Get to Know Your Speakers: Rami Abraham

1) What do you do for a living (company you work for, official title, daily responsibilities, etc.)?
I’m a developer at WebDevStudios, at which I work on team Maintainn – there I build cool WordPress solutions, audit and fix sites, and annoy coworkers with an endless stream of animated gifs and fart jokes. I’m also on the support team at affiliatewp.com, where, along with the plugin developers Pippin Williamson and Andrew Sumobi, we help customers with questions about the AffiliateWP plugin. Lastly, I’m one of the developers at LL Games, a mobile game dev company, in which we’re presently creating our first large MMO game.

2) How did you get into WordPress?
Quite incidentally; it was in the capacity of an end-user that I first became interested in WordPress. I was using a flat-file site structure back in late 2007, and wanted something better. I used MT and Blogger and others, and eventually stumbled onto WP in 2008.

3) What’s a great experience you had at a WordCamp?
Wow. I really have no idea where to start with this question.
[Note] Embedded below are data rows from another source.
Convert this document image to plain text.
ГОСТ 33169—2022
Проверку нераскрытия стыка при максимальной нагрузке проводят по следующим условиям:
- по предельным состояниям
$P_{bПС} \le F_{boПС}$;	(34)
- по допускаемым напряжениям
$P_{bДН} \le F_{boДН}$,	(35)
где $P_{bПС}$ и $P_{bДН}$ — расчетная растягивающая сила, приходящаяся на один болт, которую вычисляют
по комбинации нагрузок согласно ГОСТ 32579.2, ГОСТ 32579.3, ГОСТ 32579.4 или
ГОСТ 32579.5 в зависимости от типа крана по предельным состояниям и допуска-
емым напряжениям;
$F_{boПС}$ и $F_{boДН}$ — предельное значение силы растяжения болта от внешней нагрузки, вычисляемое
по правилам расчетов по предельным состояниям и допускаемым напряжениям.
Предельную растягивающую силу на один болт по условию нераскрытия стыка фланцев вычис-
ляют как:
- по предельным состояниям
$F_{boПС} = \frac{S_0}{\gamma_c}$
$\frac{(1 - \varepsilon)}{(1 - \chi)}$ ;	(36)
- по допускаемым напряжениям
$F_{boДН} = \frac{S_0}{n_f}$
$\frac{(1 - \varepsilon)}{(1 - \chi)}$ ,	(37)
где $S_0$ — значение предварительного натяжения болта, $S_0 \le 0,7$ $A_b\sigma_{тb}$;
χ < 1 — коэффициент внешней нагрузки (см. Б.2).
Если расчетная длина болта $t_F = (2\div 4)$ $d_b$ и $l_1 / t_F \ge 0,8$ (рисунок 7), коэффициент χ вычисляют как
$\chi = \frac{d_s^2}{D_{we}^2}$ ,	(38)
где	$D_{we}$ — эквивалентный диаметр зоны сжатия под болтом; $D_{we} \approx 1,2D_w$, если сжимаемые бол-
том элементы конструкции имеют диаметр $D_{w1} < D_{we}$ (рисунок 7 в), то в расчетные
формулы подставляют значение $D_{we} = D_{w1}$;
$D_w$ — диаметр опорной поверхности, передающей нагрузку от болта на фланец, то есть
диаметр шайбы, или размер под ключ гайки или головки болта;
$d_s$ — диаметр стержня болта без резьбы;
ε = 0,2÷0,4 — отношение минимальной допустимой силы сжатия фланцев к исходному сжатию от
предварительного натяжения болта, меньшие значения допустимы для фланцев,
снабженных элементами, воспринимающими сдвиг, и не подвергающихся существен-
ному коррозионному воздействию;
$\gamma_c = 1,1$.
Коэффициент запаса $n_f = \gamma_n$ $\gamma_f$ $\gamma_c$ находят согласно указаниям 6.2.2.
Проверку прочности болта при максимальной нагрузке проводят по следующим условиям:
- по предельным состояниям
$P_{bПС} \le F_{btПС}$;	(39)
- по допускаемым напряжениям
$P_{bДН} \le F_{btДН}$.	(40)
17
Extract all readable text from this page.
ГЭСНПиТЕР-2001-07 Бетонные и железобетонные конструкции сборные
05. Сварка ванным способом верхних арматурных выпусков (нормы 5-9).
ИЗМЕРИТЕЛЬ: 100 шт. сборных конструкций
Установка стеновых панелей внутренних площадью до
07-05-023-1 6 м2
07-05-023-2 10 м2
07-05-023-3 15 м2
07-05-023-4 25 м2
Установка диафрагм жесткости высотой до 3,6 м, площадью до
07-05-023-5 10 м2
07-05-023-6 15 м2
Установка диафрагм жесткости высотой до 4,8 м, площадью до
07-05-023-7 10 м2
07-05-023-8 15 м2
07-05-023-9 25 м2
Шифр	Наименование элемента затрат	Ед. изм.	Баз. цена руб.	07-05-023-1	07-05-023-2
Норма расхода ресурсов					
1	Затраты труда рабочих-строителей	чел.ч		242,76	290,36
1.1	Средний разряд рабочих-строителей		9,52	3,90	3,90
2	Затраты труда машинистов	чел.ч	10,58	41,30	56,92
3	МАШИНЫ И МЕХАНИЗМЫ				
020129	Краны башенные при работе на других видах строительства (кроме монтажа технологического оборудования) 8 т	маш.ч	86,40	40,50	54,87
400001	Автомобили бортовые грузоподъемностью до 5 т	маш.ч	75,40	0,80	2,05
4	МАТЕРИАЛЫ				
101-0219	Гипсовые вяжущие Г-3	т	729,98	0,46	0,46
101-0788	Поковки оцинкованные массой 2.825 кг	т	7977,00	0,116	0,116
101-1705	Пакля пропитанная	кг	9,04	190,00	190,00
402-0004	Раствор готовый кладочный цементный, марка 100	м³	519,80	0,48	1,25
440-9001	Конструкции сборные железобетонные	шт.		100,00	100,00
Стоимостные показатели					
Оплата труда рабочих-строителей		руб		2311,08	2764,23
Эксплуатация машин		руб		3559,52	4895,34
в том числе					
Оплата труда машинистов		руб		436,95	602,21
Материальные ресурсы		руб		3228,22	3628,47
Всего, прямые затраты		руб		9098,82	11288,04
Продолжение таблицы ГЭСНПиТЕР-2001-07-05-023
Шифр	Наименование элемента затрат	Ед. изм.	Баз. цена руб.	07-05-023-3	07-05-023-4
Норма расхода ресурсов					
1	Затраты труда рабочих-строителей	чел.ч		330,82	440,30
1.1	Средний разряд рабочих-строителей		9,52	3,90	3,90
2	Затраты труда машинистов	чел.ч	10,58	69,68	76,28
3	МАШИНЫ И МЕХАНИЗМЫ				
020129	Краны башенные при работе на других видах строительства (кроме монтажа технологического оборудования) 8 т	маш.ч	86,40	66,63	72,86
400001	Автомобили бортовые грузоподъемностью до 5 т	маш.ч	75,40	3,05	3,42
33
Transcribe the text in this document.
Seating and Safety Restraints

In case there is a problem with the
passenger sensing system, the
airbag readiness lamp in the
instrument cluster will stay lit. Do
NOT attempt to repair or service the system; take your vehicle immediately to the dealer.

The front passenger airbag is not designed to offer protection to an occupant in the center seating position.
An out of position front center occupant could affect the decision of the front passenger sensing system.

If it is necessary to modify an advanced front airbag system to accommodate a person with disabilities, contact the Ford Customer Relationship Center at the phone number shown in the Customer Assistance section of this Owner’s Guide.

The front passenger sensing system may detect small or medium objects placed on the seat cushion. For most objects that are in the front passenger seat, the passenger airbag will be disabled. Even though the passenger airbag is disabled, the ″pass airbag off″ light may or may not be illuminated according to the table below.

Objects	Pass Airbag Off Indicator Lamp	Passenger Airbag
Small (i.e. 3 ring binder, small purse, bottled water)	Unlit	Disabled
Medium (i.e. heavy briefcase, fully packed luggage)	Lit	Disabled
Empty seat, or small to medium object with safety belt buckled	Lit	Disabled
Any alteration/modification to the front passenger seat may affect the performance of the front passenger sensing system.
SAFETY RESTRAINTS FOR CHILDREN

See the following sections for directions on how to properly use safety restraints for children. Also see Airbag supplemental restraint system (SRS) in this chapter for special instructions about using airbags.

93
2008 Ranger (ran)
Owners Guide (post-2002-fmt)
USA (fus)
Every conference contains some combination of a great deal of learning, seeing old friends, making new friends, sharing great food and drinks, and usually at least one bizarre event resulting in photos I’ll regret in 20 years.

4) What are your non-WordPress, non-Computer related hobbies?
Music, video game development, cooking, Legos.

5) If you could be any fictional character, who would you be and why?
Ok, so, in this scenario, would I be the fictional character within their fictional world, or, like the movie Last Action Hero, would I be transported to this reality – the real world? If I have to remain in the characters’ fictional world, I’d probably first write a short story about someone exactly like me, except I have the mind of a 30 year-old self, in the body of my 10 year-old self. Also I invent a time machine so I can hand that 10 year-old self a Macbook from the future. That way I can invent JavaScript / Google. I’ll do it slowly though, inventing just enough each year to keep things interesting.

Some folks may consider this cheating, though. If so, my fallback answer is Commander Riker of the Starship Enterprise NCC-1701-D.